Quand on réfléchit bien : que signifie cette injonction à ne pas « copiner » ? Cela veut dire que la structure ne fait aucune confiance au manager et à son intégrité. Nous serions incapables de faire la différence entre l’appréciation objective de la valeur ajoutée créée par chacun et nos relations personnelles.
De même, être ami avec certains collaborateurs entraînerait obligatoirement une préférence. Ah oui, ça n’existerait que dans l’amitié ? Vous pensez vraiment que certains managers ne font pas de préférences même avec ceux avec lesquels ils ne sont pas amis ?
Séparer le pouvoir de l’influence
Une autre question légitime serait de questionner le pouvoir de sanction et de récompense délégué aux managers.
Si demain les entreprises confiaient à des personnes au sein des DRH le soin d’évaluer objectivement, à distance et avec recul, les performances — il n’y aurait plus aucun problème entre rapports humains et biais d’évaluation.
Comme souvent, on confond pouvoir et influence. Le pouvoir du manager et son influence résideraient dans cette capacité régalienne de sanctionner, en bien comme en mal. Les deux ne sont pas liés. On peut avoir le pouvoir et une faible influence — ou le contraire. La capacité d’influence, qui est la vraie source de pouvoir, peut se travailler.
Quand ne rien faire est la meilleure décision
La distance permet-elle la proximité avec les équipes, qui est en période d’incertitude indispensable ? Non, bien évidemment. Le sujet n’est pas la distance en elle-même mais son efficacité managériale.

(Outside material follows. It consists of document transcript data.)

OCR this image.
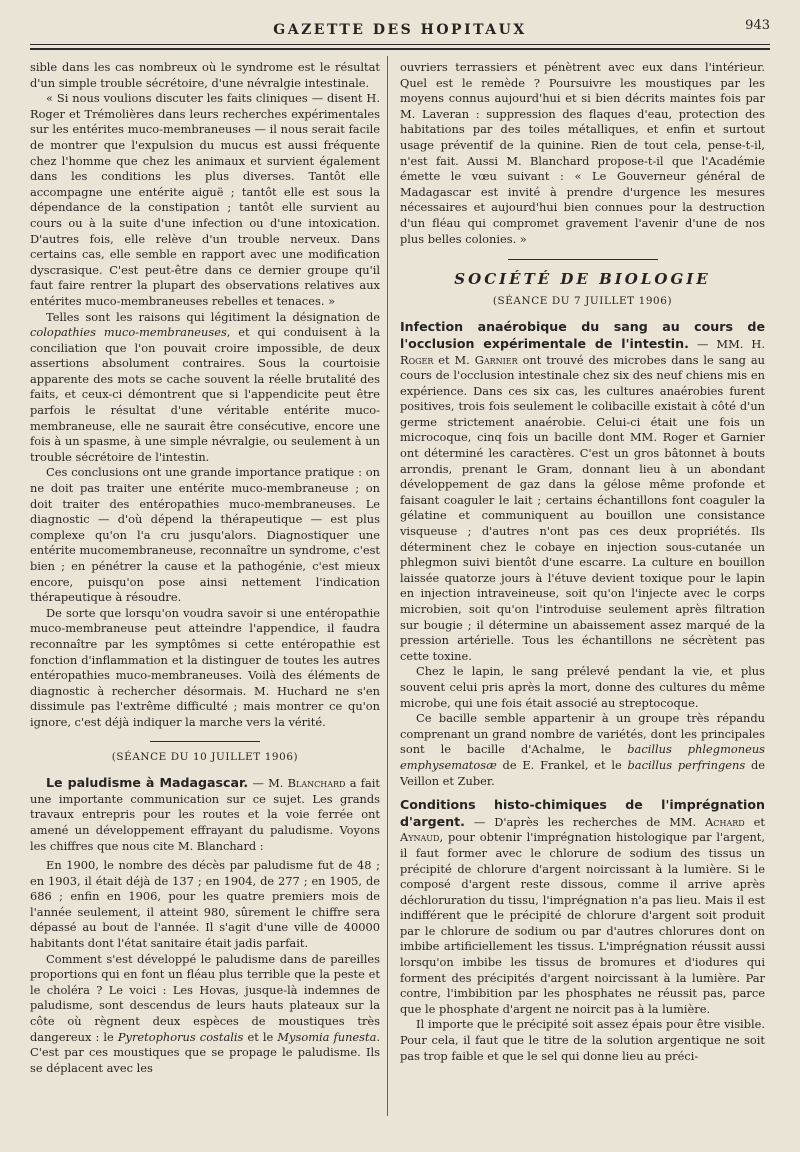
GAZETTE DES HOPITAUX	943

sible dans les cas nombreux où le syndrome est le résultat d'un simple trouble sécrétoire, d'une névralgie intestinale.

« Si nous voulions discuter les faits cliniques — disent H. Roger et Trémolières dans leurs recherches expérimentales sur les entérites muco-membraneuses — il nous serait facile de montrer que l'expulsion du mucus est aussi fréquente chez l'homme que chez les animaux et survient également dans les conditions les plus diverses. Tantôt elle accompagne une entérite aiguë ; tantôt elle est sous la dépendance de la constipation ; tantôt elle survient au cours ou à la suite d'une infection ou d'une intoxication. D'autres fois, elle relève d'un trouble nerveux. Dans certains cas, elle semble en rapport avec une modification dyscrasique. C'est peut-être dans ce dernier groupe qu'il faut faire rentrer la plupart des observations relatives aux entérites muco-membraneuses rebelles et tenaces. »

Telles sont les raisons qui légitiment la désignation de colopathies muco-membraneuses, et qui conduisent à la conciliation que l'on pouvait croire impossible, de deux assertions absolument contraires. Sous la courtoisie apparente des mots se cache souvent la réelle brutalité des faits, et ceux-ci démontrent que si l'appendicite peut être parfois le résultat d'une véritable entérite muco-membraneuse, elle ne saurait être consécutive, encore une fois à un spasme, à une simple névralgie, ou seulement à un trouble sécrétoire de l'intestin.

Ces conclusions ont une grande importance pratique : on ne doit pas traiter une entérite muco-membraneuse ; on doit traiter des entéropathies muco-membraneuses. Le diagnostic — d'où dépend la thérapeutique — est plus complexe qu'on l'a cru jusqu'alors. Diagnostiquer une entérite mucomembraneuse, reconnaître un syndrome, c'est bien ; en pénétrer la cause et la pathogénie, c'est mieux encore, puisqu'on pose ainsi nettement l'indication thérapeutique à résoudre.

De sorte que lorsqu'on voudra savoir si une entéropathie muco-membraneuse peut atteindre l'appendice, il faudra reconnaître par les symptômes si cette entéropathie est fonction d'inflammation et la distinguer de toutes les autres entéropathies muco-membraneuses. Voilà des éléments de diagnostic à rechercher désormais. M. Huchard ne s'en dissimule pas l'extrême difficulté ; mais montrer ce qu'on ignore, c'est déjà indiquer la marche vers la vérité.

(SÉANCE DU 10 JUILLET 1906)

Le paludisme à Madagascar. — M. Blanchard a fait une importante communication sur ce sujet. Les grands travaux entrepris pour les routes et la voie ferrée ont amené un développement effrayant du paludisme. Voyons les chiffres que nous cite M. Blanchard :

En 1900, le nombre des décès par paludisme fut de 48 ; en 1903, il était déjà de 137 ; en 1904, de 277 ; en 1905, de 686 ; enfin en 1906, pour les quatre premiers mois de l'année seulement, il atteint 980, sûrement le chiffre sera dépassé au bout de l'année. Il s'agit d'une ville de 40000 habitants dont l'état sanitaire était jadis parfait.

Comment s'est développé le paludisme dans de pareilles proportions qui en font un fléau plus terrible que la peste et le choléra ? Le voici : Les Hovas, jusque-là indemnes de paludisme, sont descendus de leurs hauts plateaux sur la côte où règnent deux espèces de moustiques très dangereux : le Pyretophorus costalis et le Mysomia funesta. C'est par ces moustiques que se propage le paludisme. Ils se déplacent avec les

ouvriers terrassiers et pénètrent avec eux dans l'intérieur. Quel est le remède ? Poursuivre les moustiques par les moyens connus aujourd'hui et si bien décrits maintes fois par M. Laveran : suppression des flaques d'eau, protection des habitations par des toiles métalliques, et enfin et surtout usage préventif de la quinine. Rien de tout cela, pense-t-il, n'est fait. Aussi M. Blanchard propose-t-il que l'Académie émette le vœu suivant : « Le Gouverneur général de Madagascar est invité à prendre d'urgence les mesures nécessaires et aujourd'hui bien connues pour la destruction d'un fléau qui compromet gravement l'avenir d'une de nos plus belles colonies. »

SOCIÉTÉ DE BIOLOGIE

(SÉANCE DU 7 JUILLET 1906)

Infection anaérobique du sang au cours de l'occlusion expérimentale de l'intestin. — MM. H. Roger et M. Garnier ont trouvé des microbes dans le sang au cours de l'occlusion intestinale chez six des neuf chiens mis en expérience. Dans ces six cas, les cultures anaérobies furent positives, trois fois seulement le colibacille existait à côté d'un germe strictement anaérobie. Celui-ci était une fois un microcoque, cinq fois un bacille dont MM. Roger et Garnier ont déterminé les caractères. C'est un gros bâtonnet à bouts arrondis, prenant le Gram, donnant lieu à un abondant développement de gaz dans la gélose même profonde et faisant coaguler le lait ; certains échantillons font coaguler la gélatine et communiquent au bouillon une consistance visqueuse ; d'autres n'ont pas ces deux propriétés. Ils déterminent chez le cobaye en injection sous-cutanée un phlegmon suivi bientôt d'une escarre. La culture en bouillon laissée quatorze jours à l'étuve devient toxique pour le lapin en injection intraveineuse, soit qu'on l'injecte avec le corps microbien, soit qu'on l'introduise seulement après filtration sur bougie ; il détermine un abaissement assez marqué de la pression artérielle. Tous les échantillons ne sécrètent pas cette toxine.

Chez le lapin, le sang prélevé pendant la vie, et plus souvent celui pris après la mort, donne des cultures du même microbe, qui une fois était associé au streptocoque.

Ce bacille semble appartenir à un groupe très répandu comprenant un grand nombre de variétés, dont les principales sont le bacille d'Achalme, le bacillus phlegmoneus emphysematosæ de E. Frankel, et le bacillus perfringens de Veillon et Zuber.

Conditions histo-chimiques de l'imprégnation d'argent. — D'après les recherches de MM. Achard et Aynaud, pour obtenir l'imprégnation histologique par l'argent, il faut former avec le chlorure de sodium des tissus un précipité de chlorure d'argent noircissant à la lumière. Si le composé d'argent reste dissous, comme il arrive après déchloruration du tissu, l'imprégnation n'a pas lieu. Mais il est indifférent que le précipité de chlorure d'argent soit produit par le chlorure de sodium ou par d'autres chlorures dont on imbibe artificiellement les tissus. L'imprégnation réussit aussi lorsqu'on imbibe les tissus de bromures et d'iodures qui forment des précipités d'argent noircissant à la lumière. Par contre, l'imbibition par les phosphates ne réussit pas, parce que le phosphate d'argent ne noircit pas à la lumière.

Il importe que le précipité soit assez épais pour être visible. Pour cela, il faut que le titre de la solution argentique ne soit pas trop faible et que le sel qui donne lieu au préci-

Si certains de vos collaborateurs sont parfaitement autonomes et remplissent parfaitement leurs missions, inutile de les enfermer dans les séminaires, soirées, repas, barbecues obligatoires. Laissez-les libres de leur mouvement et de leur autonomie.
Louis XIV disait qu’un bon ministre doit savoir quand il ne doit rien faire. De même, dans le management naturel, le manager doit accepter de s’abstenir de faire du management quand cela n’a aucune valeur ajoutée. Il fera gagner du temps à tout le monde et donc de l’argent à l’entreprise.
Tout le monde a subi ces réunions managériales obligatoires dont la seule justification est qu’elles permettent au manager de croire que c’est lui le chef : « Je le prouve, vous me rendez compte tous les lundi matin à telle heure. » Et puis ces pots du soir alors qu’on aimerait rentrer, ces fêtes de fin d’année… Même avec beaucoup de bonne volonté, je n’arrive à me souvenir de plus de 2 ou 3 marquantes sur une bonne centaine de présences.
3. Redevenir soi-même 🪞
Le problème avec les conseils, les règles, les contraintes, les définitions étroites, les fiches de poste, les lettres de mission est qu’elles enferment les individus dans un rôle ou une posture.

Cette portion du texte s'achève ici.